4 thoughts on “Why Blue Ocean is actually the safe route”

  1. Unfortunately, the great majority of game developers and small-to-medium sized publishers rely upon outside investment to finance new projects. Those investors respond MUCH better to pitches involving past success stories, compared what they inevitably consider pie-in-the-sky dreams.

    Therefore, the organizations with the resources to pursue such strategies are limited to those with significant cash reserves from past successes. Only firms with insanely mature and experienced management have the bravery and vision to undertake Blue Ocean thinking. Most successes, especially in the tech space, not to mention game space, double-down on what they believe they know and understand. Zynga is a great example. I would argue the immaturity and inexperience of the top few management levels almost inevitably doomed the company, not to mention an over-abundance of hubris.
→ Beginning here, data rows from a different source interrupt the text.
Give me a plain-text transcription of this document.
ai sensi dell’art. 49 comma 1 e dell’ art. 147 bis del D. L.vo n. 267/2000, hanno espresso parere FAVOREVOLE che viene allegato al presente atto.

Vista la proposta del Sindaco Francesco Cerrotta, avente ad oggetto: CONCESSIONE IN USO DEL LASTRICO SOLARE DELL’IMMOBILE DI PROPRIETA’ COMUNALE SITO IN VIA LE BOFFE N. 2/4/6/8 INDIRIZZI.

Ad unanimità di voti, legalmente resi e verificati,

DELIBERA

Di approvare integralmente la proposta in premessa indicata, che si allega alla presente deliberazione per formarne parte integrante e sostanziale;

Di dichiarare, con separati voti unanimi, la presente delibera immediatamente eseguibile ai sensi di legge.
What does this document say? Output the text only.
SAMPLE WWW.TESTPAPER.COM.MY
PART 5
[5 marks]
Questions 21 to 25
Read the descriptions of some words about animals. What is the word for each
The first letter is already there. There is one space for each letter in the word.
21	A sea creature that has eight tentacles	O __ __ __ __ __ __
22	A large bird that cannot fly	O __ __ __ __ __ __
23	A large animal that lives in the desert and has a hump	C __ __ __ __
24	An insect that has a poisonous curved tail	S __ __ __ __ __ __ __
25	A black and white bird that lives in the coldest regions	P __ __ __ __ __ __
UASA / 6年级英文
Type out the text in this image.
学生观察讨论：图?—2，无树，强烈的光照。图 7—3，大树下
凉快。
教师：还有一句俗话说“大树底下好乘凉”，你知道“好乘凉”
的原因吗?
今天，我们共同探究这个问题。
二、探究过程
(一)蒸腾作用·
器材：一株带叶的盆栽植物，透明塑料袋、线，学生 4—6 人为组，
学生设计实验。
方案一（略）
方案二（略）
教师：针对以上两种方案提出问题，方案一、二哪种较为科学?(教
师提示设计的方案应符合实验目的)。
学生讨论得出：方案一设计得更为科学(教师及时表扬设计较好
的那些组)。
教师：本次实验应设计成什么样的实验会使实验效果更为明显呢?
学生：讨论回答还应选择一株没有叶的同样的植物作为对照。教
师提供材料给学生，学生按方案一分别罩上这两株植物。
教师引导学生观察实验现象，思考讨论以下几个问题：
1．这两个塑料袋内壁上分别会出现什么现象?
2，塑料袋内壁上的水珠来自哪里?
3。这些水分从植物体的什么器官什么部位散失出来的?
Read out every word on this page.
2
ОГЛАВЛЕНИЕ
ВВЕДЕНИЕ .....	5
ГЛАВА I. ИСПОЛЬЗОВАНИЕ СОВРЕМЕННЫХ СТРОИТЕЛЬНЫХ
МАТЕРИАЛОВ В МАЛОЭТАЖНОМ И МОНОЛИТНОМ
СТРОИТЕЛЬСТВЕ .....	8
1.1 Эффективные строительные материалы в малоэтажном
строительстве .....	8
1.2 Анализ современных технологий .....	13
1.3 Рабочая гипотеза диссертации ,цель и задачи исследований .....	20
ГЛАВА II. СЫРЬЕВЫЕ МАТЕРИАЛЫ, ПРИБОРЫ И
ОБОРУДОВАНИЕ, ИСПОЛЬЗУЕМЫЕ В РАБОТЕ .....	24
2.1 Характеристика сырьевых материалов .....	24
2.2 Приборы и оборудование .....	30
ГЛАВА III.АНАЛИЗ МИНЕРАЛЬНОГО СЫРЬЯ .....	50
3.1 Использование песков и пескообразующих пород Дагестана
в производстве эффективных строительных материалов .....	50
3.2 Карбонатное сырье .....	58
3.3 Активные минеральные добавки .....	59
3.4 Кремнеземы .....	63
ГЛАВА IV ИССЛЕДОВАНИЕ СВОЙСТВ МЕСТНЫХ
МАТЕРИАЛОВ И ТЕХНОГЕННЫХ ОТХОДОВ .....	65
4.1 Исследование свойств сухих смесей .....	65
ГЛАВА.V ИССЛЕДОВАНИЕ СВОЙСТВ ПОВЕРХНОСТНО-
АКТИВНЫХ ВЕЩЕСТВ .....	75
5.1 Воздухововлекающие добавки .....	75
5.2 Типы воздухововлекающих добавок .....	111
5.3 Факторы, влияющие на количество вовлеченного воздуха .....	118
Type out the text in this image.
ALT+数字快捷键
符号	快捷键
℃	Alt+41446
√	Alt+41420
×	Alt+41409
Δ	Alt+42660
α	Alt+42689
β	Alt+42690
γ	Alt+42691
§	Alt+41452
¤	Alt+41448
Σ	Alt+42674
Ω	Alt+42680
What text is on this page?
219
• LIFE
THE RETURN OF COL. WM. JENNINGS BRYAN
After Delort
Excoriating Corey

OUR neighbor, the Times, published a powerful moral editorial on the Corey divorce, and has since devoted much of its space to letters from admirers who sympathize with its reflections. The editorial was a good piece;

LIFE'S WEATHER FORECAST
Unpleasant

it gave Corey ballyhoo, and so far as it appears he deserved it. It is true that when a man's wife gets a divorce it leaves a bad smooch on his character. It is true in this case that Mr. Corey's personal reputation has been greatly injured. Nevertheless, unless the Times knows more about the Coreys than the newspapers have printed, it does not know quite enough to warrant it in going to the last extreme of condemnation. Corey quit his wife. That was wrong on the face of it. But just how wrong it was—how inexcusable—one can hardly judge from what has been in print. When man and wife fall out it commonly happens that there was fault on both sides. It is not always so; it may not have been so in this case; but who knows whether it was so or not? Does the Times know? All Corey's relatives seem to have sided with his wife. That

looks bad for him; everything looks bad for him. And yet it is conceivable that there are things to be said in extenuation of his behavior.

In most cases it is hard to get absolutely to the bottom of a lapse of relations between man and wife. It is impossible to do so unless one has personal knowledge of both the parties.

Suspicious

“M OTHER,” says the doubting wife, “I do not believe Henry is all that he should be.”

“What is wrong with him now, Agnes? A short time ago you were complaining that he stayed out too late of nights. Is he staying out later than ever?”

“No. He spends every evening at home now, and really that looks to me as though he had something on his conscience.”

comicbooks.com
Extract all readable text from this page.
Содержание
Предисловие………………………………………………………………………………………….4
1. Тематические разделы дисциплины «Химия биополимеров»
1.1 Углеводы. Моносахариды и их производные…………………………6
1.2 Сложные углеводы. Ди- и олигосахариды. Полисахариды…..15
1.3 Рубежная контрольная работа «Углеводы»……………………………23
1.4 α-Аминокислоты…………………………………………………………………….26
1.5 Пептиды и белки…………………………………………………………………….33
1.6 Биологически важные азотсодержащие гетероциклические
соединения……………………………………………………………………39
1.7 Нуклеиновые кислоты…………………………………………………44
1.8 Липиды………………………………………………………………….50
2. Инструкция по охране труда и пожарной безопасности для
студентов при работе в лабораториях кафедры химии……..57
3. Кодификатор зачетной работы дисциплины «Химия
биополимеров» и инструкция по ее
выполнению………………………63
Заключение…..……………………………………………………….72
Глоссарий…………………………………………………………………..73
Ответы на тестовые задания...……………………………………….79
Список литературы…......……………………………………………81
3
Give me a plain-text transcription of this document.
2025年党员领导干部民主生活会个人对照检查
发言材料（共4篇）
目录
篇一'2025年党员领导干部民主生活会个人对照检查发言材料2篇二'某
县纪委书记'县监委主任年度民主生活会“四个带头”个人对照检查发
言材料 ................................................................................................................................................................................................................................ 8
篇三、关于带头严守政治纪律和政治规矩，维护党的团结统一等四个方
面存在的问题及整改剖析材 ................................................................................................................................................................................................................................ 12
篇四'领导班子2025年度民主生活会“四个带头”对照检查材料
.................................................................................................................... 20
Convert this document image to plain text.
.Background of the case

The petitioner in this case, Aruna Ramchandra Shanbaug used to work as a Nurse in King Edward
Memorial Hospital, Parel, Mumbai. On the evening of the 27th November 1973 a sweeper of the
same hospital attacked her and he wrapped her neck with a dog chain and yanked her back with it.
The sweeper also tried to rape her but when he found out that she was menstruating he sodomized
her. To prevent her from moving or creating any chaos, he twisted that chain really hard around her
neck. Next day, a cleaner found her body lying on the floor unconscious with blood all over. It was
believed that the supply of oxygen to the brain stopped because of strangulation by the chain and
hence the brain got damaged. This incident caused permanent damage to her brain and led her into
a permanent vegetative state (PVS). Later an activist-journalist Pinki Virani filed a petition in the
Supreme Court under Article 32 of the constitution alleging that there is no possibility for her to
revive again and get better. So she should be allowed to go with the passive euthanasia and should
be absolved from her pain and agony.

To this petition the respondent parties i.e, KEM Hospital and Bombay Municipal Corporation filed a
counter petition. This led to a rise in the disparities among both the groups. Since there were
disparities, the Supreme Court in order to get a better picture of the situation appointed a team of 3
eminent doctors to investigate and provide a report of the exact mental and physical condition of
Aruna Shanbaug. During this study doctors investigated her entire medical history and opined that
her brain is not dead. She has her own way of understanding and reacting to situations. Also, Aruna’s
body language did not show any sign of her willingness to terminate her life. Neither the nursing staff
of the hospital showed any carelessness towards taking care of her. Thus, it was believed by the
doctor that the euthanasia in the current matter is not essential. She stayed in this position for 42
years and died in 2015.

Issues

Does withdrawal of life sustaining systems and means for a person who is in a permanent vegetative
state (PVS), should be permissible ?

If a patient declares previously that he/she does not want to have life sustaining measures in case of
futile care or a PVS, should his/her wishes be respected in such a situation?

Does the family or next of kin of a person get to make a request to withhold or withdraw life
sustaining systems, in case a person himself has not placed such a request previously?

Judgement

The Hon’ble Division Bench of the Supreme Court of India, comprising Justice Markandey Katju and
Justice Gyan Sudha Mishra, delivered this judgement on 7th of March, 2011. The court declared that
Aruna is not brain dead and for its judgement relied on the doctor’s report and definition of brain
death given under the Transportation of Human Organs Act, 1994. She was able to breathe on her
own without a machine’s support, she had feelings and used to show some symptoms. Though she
    In the game industry, it is nearly impossible distinguish between a “reasonable” Blue Ocean strategy and a “my dream game” personal crusade. This is further obscured by the personal charisma of “famous game designers” who spend more time burnishing their public image than actually building games.

    VR devices are interesting example. Every system I’ve tried relies on the assumption that people don’t have significant near-sighted or far-sighted vision, not to mention astigmatism. Yet 75% of American adults use some sort of vision correction, and 64% of American adults actually wear glasses. For this audience, any 3D vision gadgetry, be it 3D movies, 3D TV, or VR headsets, can cause varying levels of discomfort. Is this a big enough obstacle to turn a “blue ocean” into a doomed crusade?